Question
A crate of mass 200 kg is pushed a distance of 20 m across a level floor. The crate is pushed with a force of 150N. The force of friction acting on the crate is 50N. The work done in pushing the crate across the floor is: A 1000J B 2000J C 3000J D 400 o J E 200 oo J
Answer
3.9
(277 Votes)
Jerome
Master · Tutor for 5 years
Answer
{
Answer choices B: 2000 J is correct.}
Explanation
## Step 1:Before we proceed with solving the posed problem, let's make a quick inventory of the important forces at play here: the worker's applied force and friction.
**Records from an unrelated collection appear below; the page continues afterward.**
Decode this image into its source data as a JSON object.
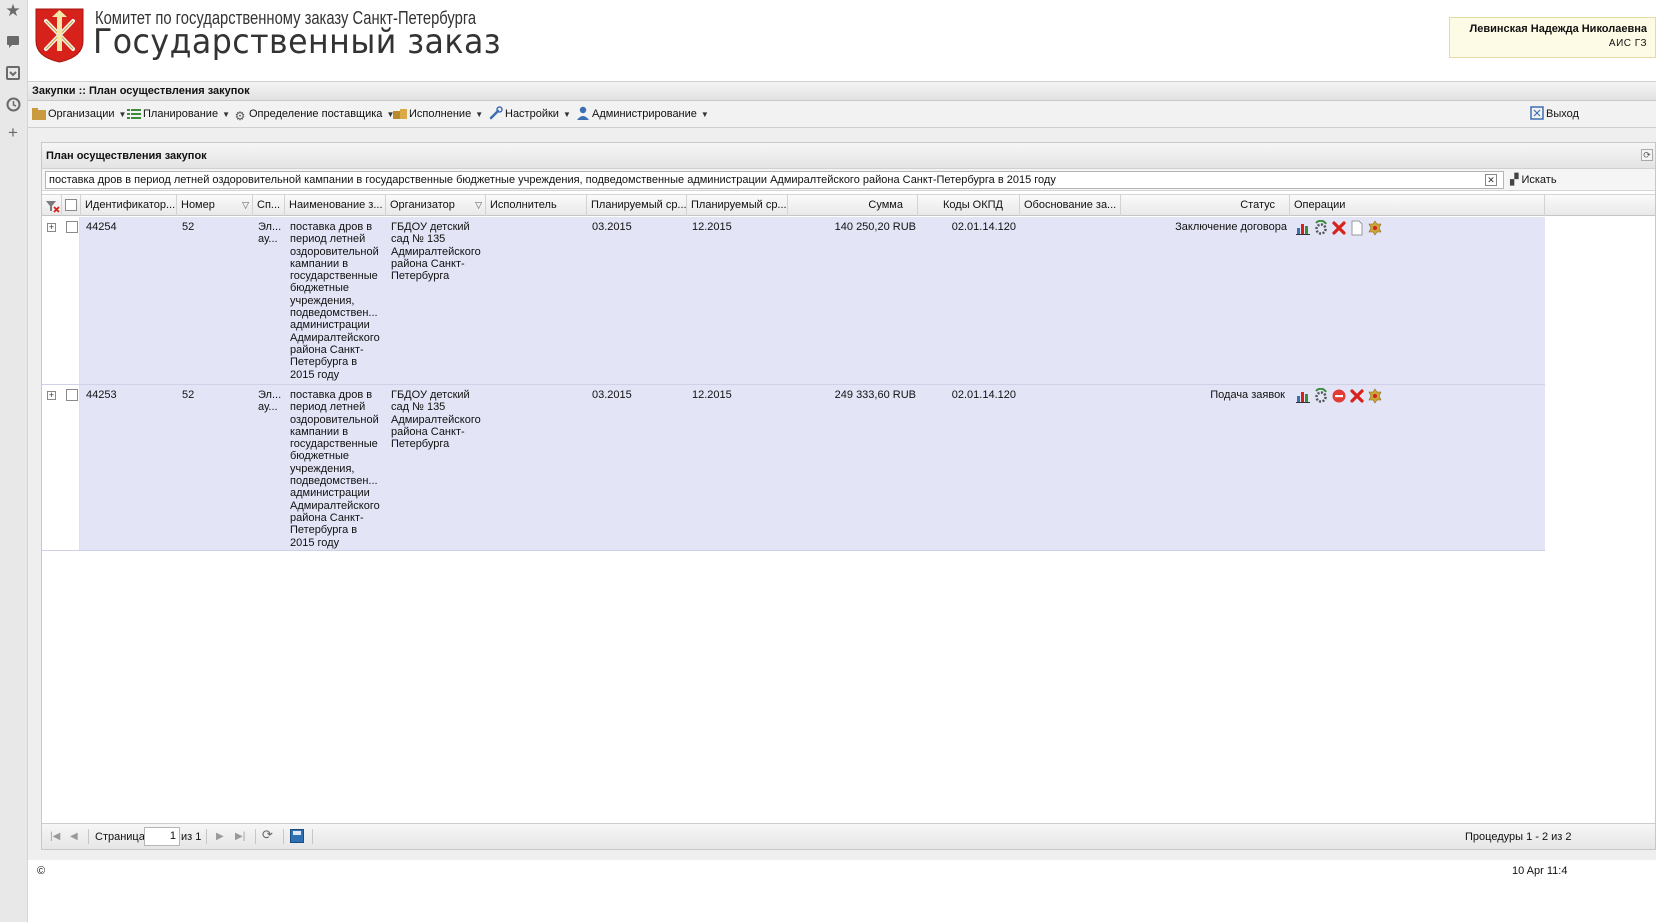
{
  "header": {
    "org_name": "Комитет по государственному заказу Санкт-Петербурга",
    "app_name": "Государственный заказ",
    "user_name": "Левинская Надежда Николаевна",
    "user_role": "АИС ГЗ"
  },
  "breadcrumb": "Закупки :: План осуществления закупок",
  "menu": {
    "items": [
      {
        "label": "Организации",
        "icon": "folder-icon"
      },
      {
        "label": "Планирование",
        "icon": "list-icon"
      },
      {
        "label": "Определение поставщика",
        "icon": "gears-icon"
      },
      {
        "label": "Исполнение",
        "icon": "boxes-icon"
      },
      {
        "label": "Настройки",
        "icon": "wrench-icon"
      },
      {
        "label": "Администрирование",
        "icon": "user-icon"
      }
    ],
    "exit_label": "Выход"
  },
  "panel": {
    "title": "План осуществления закупок",
    "search_value": "поставка дров в период летней оздоровительной кампании в государственные бюджетные учреждения, подведомственные администрации Адмиралтейского района Санкт-Петербурга в 2015 году",
    "search_button": "Искать"
  },
  "grid": {
    "columns": [
      "Идентификатор...",
      "Номер",
      "Сп...",
      "Наименование з...",
      "Организатор",
      "Исполнитель",
      "Планируемый ср...",
      "Планируемый ср...",
      "Сумма",
      "Коды ОКПД",
      "Обоснование за...",
      "Статус",
      "Операции"
    ],
    "rows": [
      {
        "id": "44254",
        "number": "52",
        "method": "Эл... ау...",
        "name": "поставка дров в период летней оздоровительной кампании в государственные бюджетные учреждения, подведомствен... администрации Адмиралтейского района Санкт-Петербурга в 2015 году",
        "organizer": "ГБДОУ детский сад № 135 Адмиралтейского района Санкт-Петербурга",
        "executor": "",
        "plan_start": "03.2015",
        "plan_end": "12.2015",
        "sum": "140 250,20 RUB",
        "okpd": "02.01.14.120",
        "justification": "",
        "status": "Заключение договора",
        "operations": [
          "chart-icon",
          "refresh-gear-icon",
          "delete-icon",
          "document-icon",
          "emblem-icon"
        ]
      },
      {
        "id": "44253",
        "number": "52",
        "method": "Эл... ау...",
        "name": "поставка дров в период летней оздоровительной кампании в государственные бюджетные учреждения, подведомствен... администрации Адмиралтейского района Санкт-Петербурга в 2015 году",
        "organizer": "ГБДОУ детский сад № 135 Адмиралтейского района Санкт-Петербурга",
        "executor": "",
        "plan_start": "03.2015",
        "plan_end": "12.2015",
        "sum": "249 333,60 RUB",
        "okpd": "02.01.14.120",
        "justification": "",
        "status": "Подача заявок",
        "operations": [
          "chart-icon",
          "refresh-gear-icon",
          "stop-icon",
          "delete-icon",
          "emblem-icon"
        ]
      }
    ]
  },
  "pager": {
    "page_label": "Страница",
    "page_value": "1",
    "of_label": "из 1",
    "summary": "Процедуры 1 - 2 из 2"
  },
  "footer": {
    "copyright": "©",
    "date": "10 Apr 11:4"
  },
  "colors": {
    "row_bg": "#e3e5f6",
    "accent_red": "#d6221b",
    "user_box_bg": "#fdfbe6"
  }
}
Since the box is moved along a level floor, both gravity and the floor's normal force directly cancel each other out (acting perpendicular to the direction of motion), hence not contributing to any performed work.### **Formula:**### **Work = Force x Distance**## Step 3:As within the example provided, we need to use the formula of work done i.e., "Force times Distance" in which both counterparts need to be parallel/have identical paths. But, in this problem the applied force (150 N) is acting exactly in the way we need i.e., we are only considering the horizontal component. So, the equation will be the product of the absolute value of the applied force (150 N), friction force (50 N) and the distance (20 m).## Step 4:The applied force and the friction act in two opposite directions in our case, hence resulting in the net force being the subtraction of the values i.e., \((150\ \mathrm{N} - 50\ \mathrm{N}) = 100\ \mathrm{N}\).## Step 5:Finally crucial observable made here is that there is no division of normal force or gravitational force in play while calculation for work, since both will completely negate each other due to their perpendicular relationship towards the crate's movement direction. Therefore, "work done by gravity" and the "work done by normal force" components will both yield **0 J (joules)** for us.## Step 6:Calculate the final work value by multiplying the net force calculated in Step 4 and the distance short isn't by the crate.